A failed deal means time, money and energy lost, and it’s the dealmaker’s job to detect problems as early as possible. While most firms use due diligence frameworks to uncover potential issues, these don’t always fully capture the human element.
As the person who initiates in-depth conversations about the state of a business prior to any signatures being exchanged, you have a responsibility to weed out bad deals as early as possible. This practice often comes down to using soft skills and emotional intelligence to vet prospects.
Here are a few ways we recommend evaluating target companies to get an early read on a deal’s feasibility:
Ask hard questions early
One of the best ways to test whether a deal will work is by asking the toughest questions early and keeping them open-ended to seek an accurate response.
A good approach is to ask about mistakes the company has made and what they’ve learned from them. If the management team gives vague or overly positive responses, that could be a sign they’re not being completely up front.
When dealmakers push for specifics and listen carefully to the answers, they often uncover hidden risks before getting too deep into due diligence.
Look for transparency
A seller who genuinely wants to make the deal work will share reasonable information without hesitation. If they resist requests for things like pipelines, customer trends or visiting operations, it could mean they have something to hide.

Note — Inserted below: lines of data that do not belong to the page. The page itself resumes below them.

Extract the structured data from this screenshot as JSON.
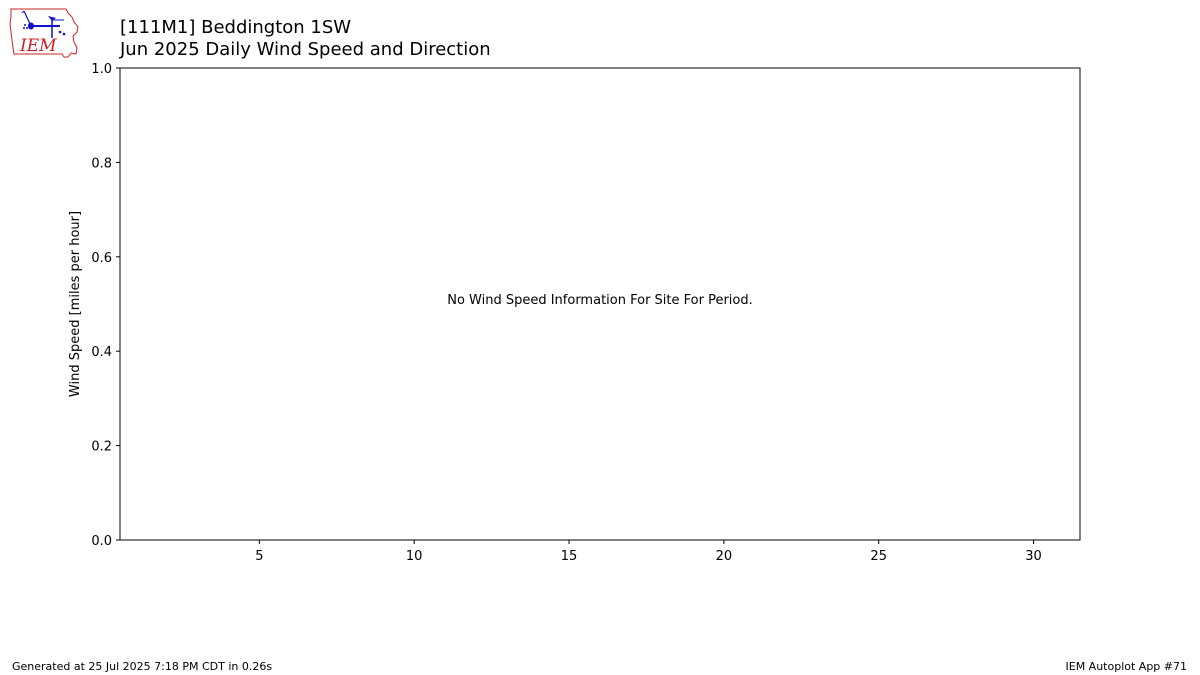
{
  "header": {
    "logo_text": "IEM",
    "title_line1": "[111M1] Beddington 1SW",
    "title_line2": "Jun 2025 Daily Wind Speed and Direction"
  },
  "chart_data": {
    "type": "bar",
    "title": "[111M1] Beddington 1SW\nJun 2025 Daily Wind Speed and Direction",
    "xlabel": "",
    "ylabel": "Wind Speed [miles per hour]",
    "xlim": [
      0.5,
      31.5
    ],
    "ylim": [
      0,
      1
    ],
    "x_ticks": [
      5,
      10,
      15,
      20,
      25,
      30
    ],
    "y_ticks": [
      0.0,
      0.2,
      0.4,
      0.6,
      0.8,
      1.0
    ],
    "y_tick_labels": [
      "0.0",
      "0.2",
      "0.4",
      "0.6",
      "0.8",
      "1.0"
    ],
    "series": [],
    "annotation": "No Wind Speed Information For Site For Period.",
    "grid": false
  },
  "footer": {
    "generated": "Generated at 25 Jul 2025 7:18 PM CDT in 0.26s",
    "app": "IEM Autoplot App #71"
  },
  "colors": {
    "logo_red": "#cc2222",
    "logo_blue": "#1111cc"
  }
}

Additionally, what isn’t said in a conversation can be just as important as what is said. If a seller avoids answering certain questions or shifts the discussion away from challenging topics, that’s a sign there may be deeper issues.
Related: The value of landing a proprietary transaction
For example, if a CEO only talks about new customers but avoids discussing retention rates, there might be a problem with churn. Smart dealmakers try to find inconsistencies in responses and press for details when something doesn’t add up.
Subtle gaps in the story often point to risks that could make the deal fall apart later.
Use EQ to understand those you’ll work with
Body language and tone of voice can reveal more than words.
When a seller hesitates, avoids eye contact or fidgets while answering a question, it might mean they’re uncomfortable or not being fully honest. If a CFO looks to their CEO before answering a question about financials, that could be a sign of uncertainty or disagreement.
A good dealmaker pays attention to these cues and asks follow-up questions to get to the real story. Small signs of discomfort often point to bigger issues that need to be uncovered before moving forward.
Understand the company culture
Even if the numbers look good, a deal can fail if the teams don’t work well together. Cultural and leadership dynamics matter just as much as financials.
If the management team seems disconnected or dismissive of each other’s input, it could mean they have deeper internal issues. Asking questions about how decisions are made and how they handle disagreements can provide insight into how they operate.
If there’s a lack of alignment on vision and expectations, it’s better to recognize that early rather than grappling with conflicts after the deal is done.
In summary:
To avoid wasting time and resources, dealmakers must detect red flags early by leveraging emotional intelligence and soft skills. This means asking tough, open-ended questions up front and assessing the seller’s transparency.
Additionally, observing leadership dynamics and company culture can reveal deeper issues that may signal long-term incompatibility, helping dealmakers identify tripwires early rather than investing in a bad transaction.